I was being somewhat sarcastic with the “celebrate” thing. It’s not like a birthday party.
This won’t end well for the union. As the industry crumbles and reshapes itself cutbacks and realignments are required. It will be painful as the media embraces the information age in earnest, and sticking your feet in the mud and saying you won’t agree to anything except the old model from that dying era makes them increasingly appear to be absurd as more and more media outlets are forced to layoff, selloff, or close completely.
Generally I can see the reasoning a union makes in their demands, but they seem to be on a suicide mission at this point.
You’re right that this won’t end well for the union.
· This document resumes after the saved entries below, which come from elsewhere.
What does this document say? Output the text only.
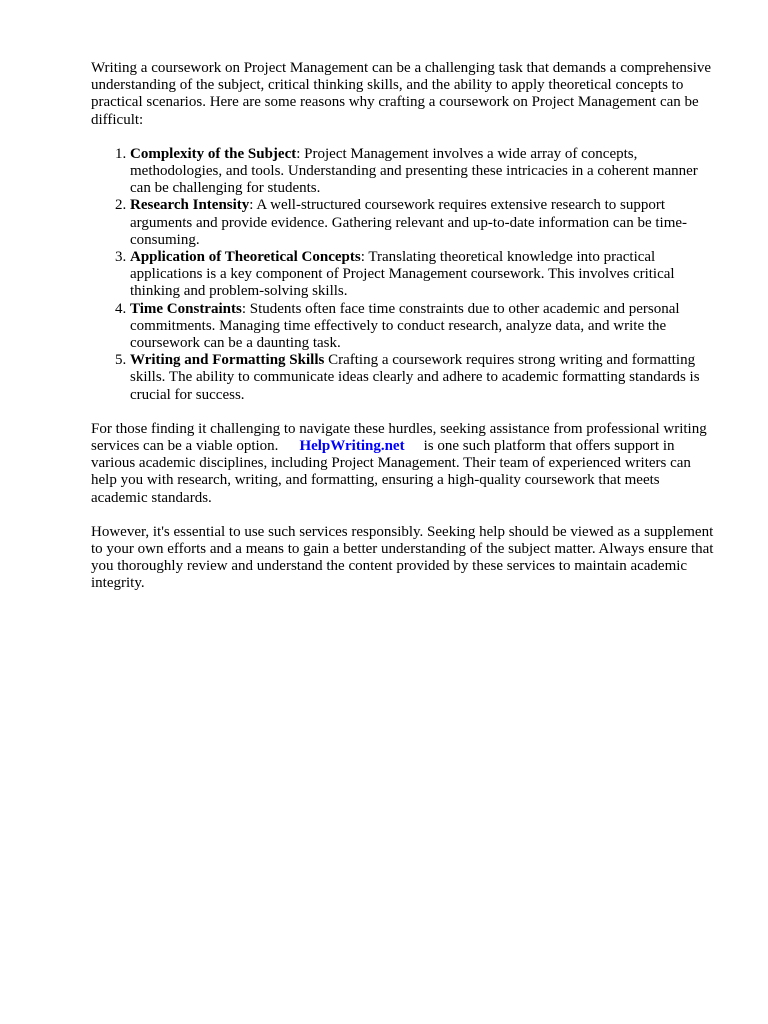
Writing a coursework on Project Management can be a challenging task that demands a comprehensive understanding of the subject, critical thinking skills, and the ability to apply theoretical concepts to practical scenarios. Here are some reasons why crafting a coursework on Project Management can be difficult:

1. Complexity of the Subject: Project Management involves a wide array of concepts, methodologies, and tools. Understanding and presenting these intricacies in a coherent manner can be challenging for students.
2. Research Intensity: A well-structured coursework requires extensive research to support arguments and provide evidence. Gathering relevant and up-to-date information can be time-consuming.
3. Application of Theoretical Concepts: Translating theoretical knowledge into practical applications is a key component of Project Management coursework. This involves critical thinking and problem-solving skills.
4. Time Constraints: Students often face time constraints due to other academic and personal commitments. Managing time effectively to conduct research, analyze data, and write the coursework can be a daunting task.
5. Writing and Formatting Skills Crafting a coursework requires strong writing and formatting skills. The ability to communicate ideas clearly and adhere to academic formatting standards is crucial for success.

For those finding it challenging to navigate these hurdles, seeking assistance from professional writing services can be a viable option. HelpWriting.net is one such platform that offers support in various academic disciplines, including Project Management. Their team of experienced writers can help you with research, writing, and formatting, ensuring a high-quality coursework that meets academic standards.

However, it's essential to use such services responsibly. Seeking help should be viewed as a supplement to your own efforts and a means to gain a better understanding of the subject matter. Always ensure that you thoroughly review and understand the content provided by these services to maintain academic integrity.
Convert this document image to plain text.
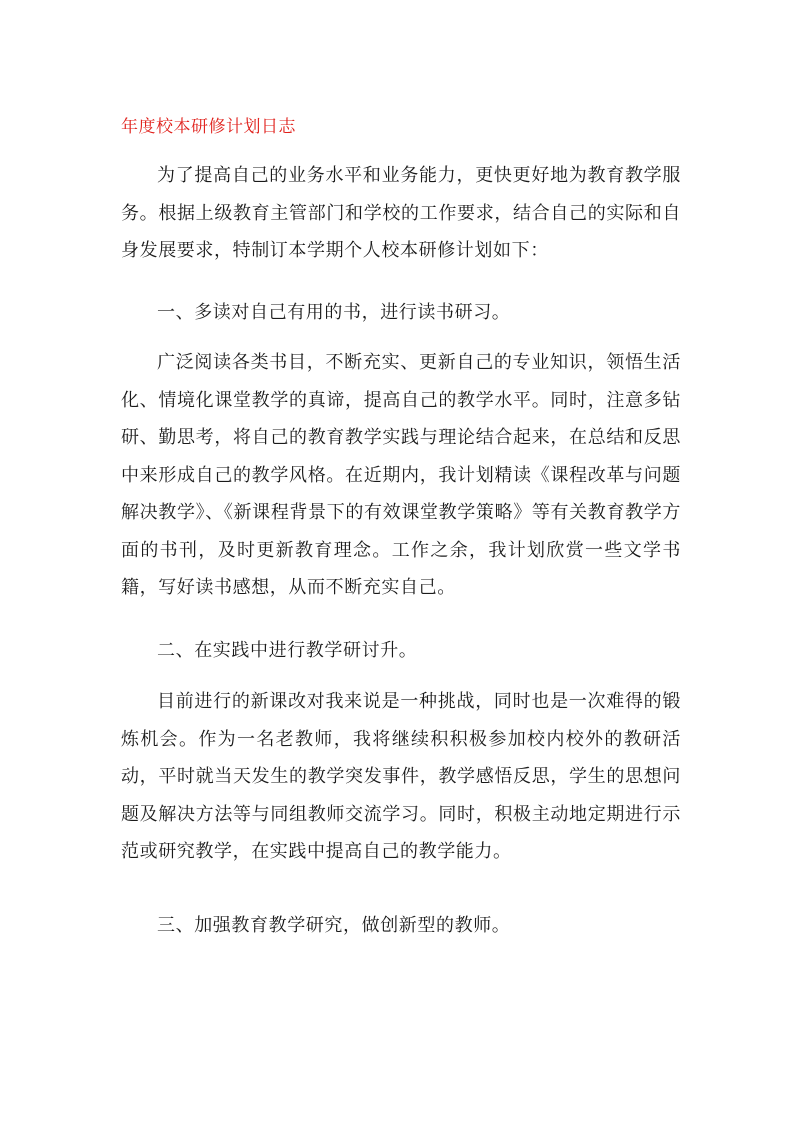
年度校本研修计划日志
为了提高自己的业务水平和业务能力，更快更好地为教育教学服务。根据上级教育主管部门和学校的工作要求，结合自己的实际和自身发展要求，特制订本学期个人校本研修计划如下：
一、多读对自己有用的书，进行读书研习。
广泛阅读各类书目，不断充实、更新自己的专业知识，领悟生活化、情境化课堂教学的真谛，提高自己的教学水平。同时，注意多钻研、勤思考，将自己的教育教学实践与理论结合起来，在总结和反思中来形成自己的教学风格。在近期内，我计划精读《课程改革与问题解决教学》、《新课程背景下的有效课堂教学策略》等有关教育教学方面的书刊，及时更新教育理念。工作之余，我计划欣赏一些文学书籍，写好读书感想，从而不断充实自己。
二、在实践中进行教学研讨升。
目前进行的新课改对我来说是一种挑战，同时也是一次难得的锻炼机会。作为一名老教师，我将继续积积极参加校内校外的教研活动，平时就当天发生的教学突发事件，教学感悟反思，学生的思想问题及解决方法等与同组教师交流学习。同时，积极主动地定期进行示范或研究教学，在实践中提高自己的教学能力。
三、加强教育教学研究，做创新型的教师。
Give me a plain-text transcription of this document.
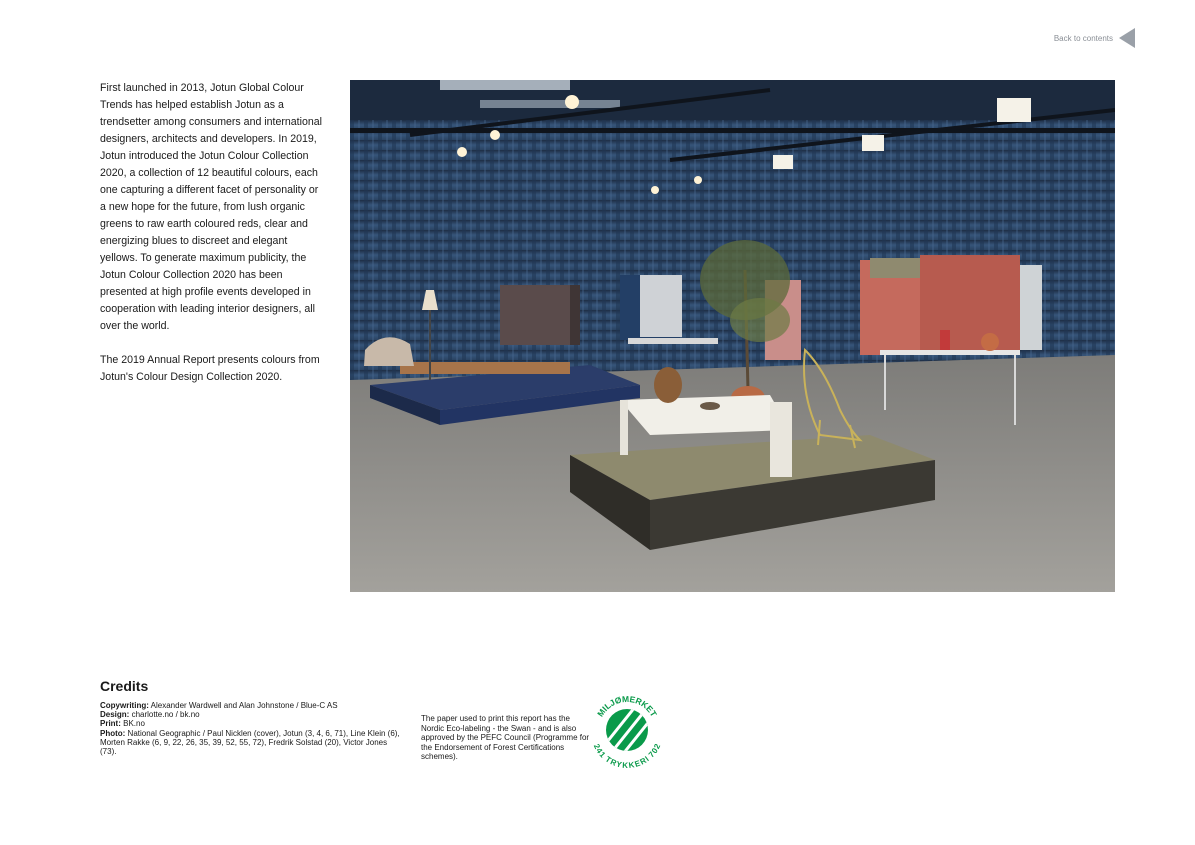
Back to contents

First launched in 2013, Jotun Global Colour Trends has helped establish Jotun as a trendsetter among consumers and international designers, architects and developers. In 2019, Jotun introduced the Jotun Colour Collection 2020, a collection of 12 beautiful colours, each one capturing a different facet of personality or a new hope for the future, from lush organic greens to raw earth coloured reds, clear and energizing blues to discreet and elegant yellows. To generate maximum publicity, the Jotun Colour Collection 2020 has been presented at high profile events developed in cooperation with leading interior designers, all over the world.

The 2019 Annual Report presents colours from Jotun's Colour Design Collection 2020.

Credits
Copywriting: Alexander Wardwell and Alan Johnstone / Blue-C AS
Design: charlotte.no / bk.no
Print: BK.no
Photo: National Geographic / Paul Nicklen (cover), Jotun (3, 4, 6, 71), Line Klein (6), Morten Rakke (6, 9, 22, 26, 35, 39, 52, 55, 72), Fredrik Solstad (20), Victor Jones (73).
The paper used to print this report has the Nordic Eco-labeling - the Swan - and is also approved by the PEFC Council (Programme for the Endorsement of Forest Certifications schemes).
MILJØMERKET
241 TRYKKERI 702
But I don’t think this conflict is the result of the union’s hard-line stance alone. The demands of the Journal (and, therefore, Quebecor) are also fairly extreme. Some of them (like moving to a five-day workweek and doing more multimedia stuff) have already been agreed to by the union, but the layoffs are necessarily a problem.
Even then, some of the journalists are willing to accept a lot. Their limit is convergence, and Quebecor’s desire to be able to take content from one property and republish it elsewhere. That, they argue, would strip the Journal of its identity and be a direct threat to their jobs.
You live and die with unions. I pass by these guys everyday, it’s sad to see them out there for a year still striking. It’s ugly. This strike is done. There will be no resolution. When the funds run out there will be no winners. Unions are industry killers in recession times. I love the guys at Rue Frontenac. They are doing an amazing job.
Lockout, not strike. There’s a difference.
Compared to the Journal de Quebec, how does this Lockout compare?
Would they end similiarly?
They have similar motives, similar disputes, but Quebecor has learned from the JdeQ about how to circumvent anti-scab laws, and the difference between the two sides is greater.